800 | 0.00259 | 0.03608 | 97.52% |

Visualization of the trained hidden state vector storing representations of multidimensional data sequences

This work shows the structure and use of a deep multi-branch neural network with a recurrent autoencoder functionality being able to successfully model a multivariate temporal data sequence by creating a hidden state vector representation of the temporal data drivers.

This is so demonstrated by using a synthetic data toy example of sine waves with various frequencies and amplitudes being combined to form a hidden target signal which the model is successfully able to recreate and forecast into the future temporal steps with excellent accuracy.

The results of the experiments with show, through a short parameter search along three primary hyperparameters of batch size, hidden vector size and data window size for 100 epochs, that the most optimal of these parameters are: batch size = 8, hidden vector size = 128, window size = 100. It is observed that there exist these optimal parameter states below which the full representation of the data cannot be captured and above which the representation is overly complex which leads to instability in accuracy.
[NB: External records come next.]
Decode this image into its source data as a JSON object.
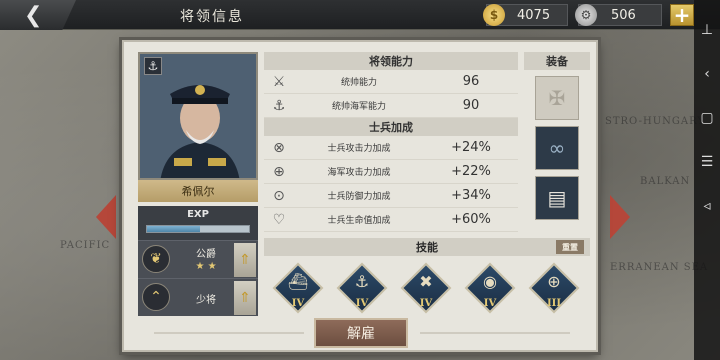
{
  "header": {
    "title": "将领信息"
  },
  "currencies": [
    {
      "name": "gold",
      "value": "4075",
      "icon": "gold-coin-icon"
    },
    {
      "name": "silver",
      "value": "506",
      "icon": "silver-coin-icon"
    }
  ],
  "map_labels": {
    "pacific": "PACIFIC",
    "austria": "STRO-HUNGARY",
    "balkans": "BALKAN",
    "med": "ERRANEAN SEA"
  },
  "general": {
    "name": "希佩尔",
    "exp_label": "EXP",
    "exp_fraction": 0.52,
    "title_rank": "公爵",
    "title_stars": "★ ★",
    "military_rank": "少将"
  },
  "abilities": {
    "heading": "将领能力",
    "items": [
      {
        "icon": "crossed-swords-icon",
        "label": "统帅能力",
        "value": "96"
      },
      {
        "icon": "anchor-icon",
        "label": "统帅海军能力",
        "value": "90"
      }
    ]
  },
  "bonuses": {
    "heading": "士兵加成",
    "items": [
      {
        "icon": "attack-icon",
        "label": "士兵攻击力加成",
        "value": "+24%"
      },
      {
        "icon": "naval-attack-icon",
        "label": "海军攻击力加成",
        "value": "+22%"
      },
      {
        "icon": "defense-icon",
        "label": "士兵防御力加成",
        "value": "+34%"
      },
      {
        "icon": "health-icon",
        "label": "士兵生命值加成",
        "value": "+60%"
      }
    ]
  },
  "equipment": {
    "heading": "装备"
  },
  "skills": {
    "heading": "技能",
    "reset_label": "重置",
    "items": [
      {
        "icon": "battleship-icon",
        "level": "IV"
      },
      {
        "icon": "anchor-skill-icon",
        "level": "IV"
      },
      {
        "icon": "artillery-icon",
        "level": "IV"
      },
      {
        "icon": "eye-icon",
        "level": "IV"
      },
      {
        "icon": "crosshair-icon",
        "level": "III"
      }
    ]
  },
  "dismiss_label": "解雇",
  "colors": {
    "accent_gold": "#e3c874",
    "dialog_bg": "#e7e5dd",
    "dismiss": "#7a5a4a"
  }
}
Interestingly it can be observed from the hidden vector size variation experiments that even with a very limited hidden vector size a reasonably accurate data window representation can be created. We see that despite the target signal being composed of 100 sequential steps of multiple dimensions, the representation of the full dimensionality of the data window can be compressed within a hidden state vector of size 8 and still retain 89.37% accuracy.
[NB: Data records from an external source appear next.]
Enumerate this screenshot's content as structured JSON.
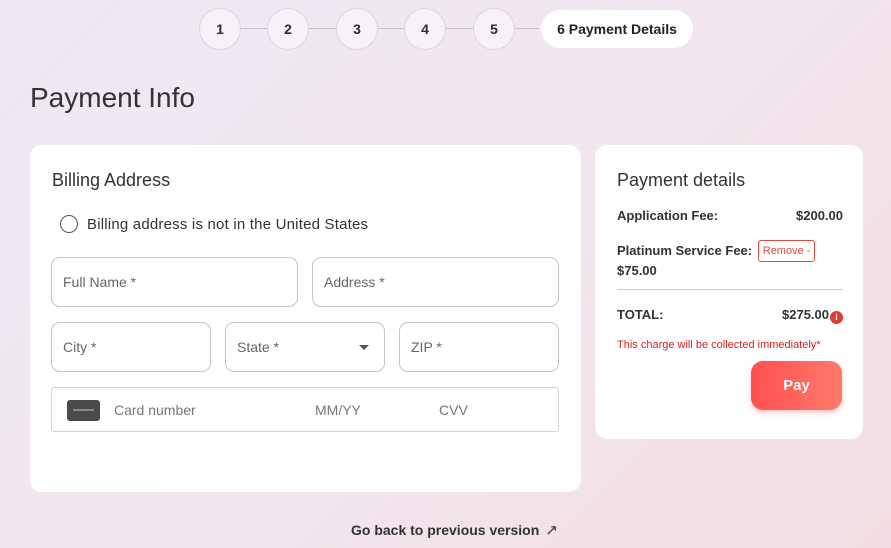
{
  "stepper": {
    "steps": [
      "1",
      "2",
      "3",
      "4",
      "5"
    ],
    "active_label": "6 Payment Details"
  },
  "page_title": "Payment Info",
  "billing": {
    "title": "Billing Address",
    "non_us_label": "Billing address is not in the United States",
    "fields": {
      "full_name_placeholder": "Full Name *",
      "address_placeholder": "Address *",
      "city_placeholder": "City *",
      "state_placeholder": "State *",
      "zip_placeholder": "ZIP *"
    },
    "card": {
      "number_placeholder": "Card number",
      "expiry_placeholder": "MM/YY",
      "cvv_placeholder": "CVV"
    }
  },
  "summary": {
    "title": "Payment details",
    "application_fee_label": "Application Fee:",
    "application_fee_amount": "$200.00",
    "platinum_fee_label": "Platinum Service Fee:",
    "remove_label": "Remove -",
    "platinum_fee_amount": "$75.00",
    "total_label": "TOTAL:",
    "total_amount": "$275.00",
    "info_icon": "i",
    "note": "This charge will be collected immediately*",
    "pay_label": "Pay"
  },
  "footer": {
    "back_link": "Go back to previous version",
    "arrow_icon": "↗"
  },
  "colors": {
    "accent": "#ff5a52",
    "error": "#d42020",
    "card_bg": "#ffffff"
  }
}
Given the toy nature of the dataset one has to be cautious in utilizing this type of approach in the real world without some modifications. Primarily signals in real world datasets are seldom as clean as presented here and contain more noise and errors. Data collection is also a big concern with real world usage, whereby having datapoints across dimensions which are inaccurately reflected within the sequence steps can cause a model to either fail to find any meaningful state representation or, worse yet, inaccurately find a state representation from data which is leaking future information through misalignment on the temporal path.

One other point to consider is the usage of LSTM cells. Due to the nature of LSTM cells the temporal memory is reasonably short and has a tendency to decay exponentially for longer term sequences. In this model this effect is dampened through the use of inverse target sequences in the EncoderDecoder branch, however this has the negative effect of diminishing long term dependencies if they exist. Further research into using a different memory cell structure whereby long term dependencies can be more accurately captured is suggested.

Important however is the successful notion that MvTAe proves in being able to compress multivariate temporal data into single hidden vector representations and further using these static vector representations to forecast future steps in a temporal series. Perhaps with advances in measurement techniques, storage and computational power, one day we will be able to use such models to literally look steps ahead into the future of sections of the local universe, this would however have implications in a philosophical debate about the deterministic vs. stochastic nature of the universe which is a topic for a discussion orthogonal to this research.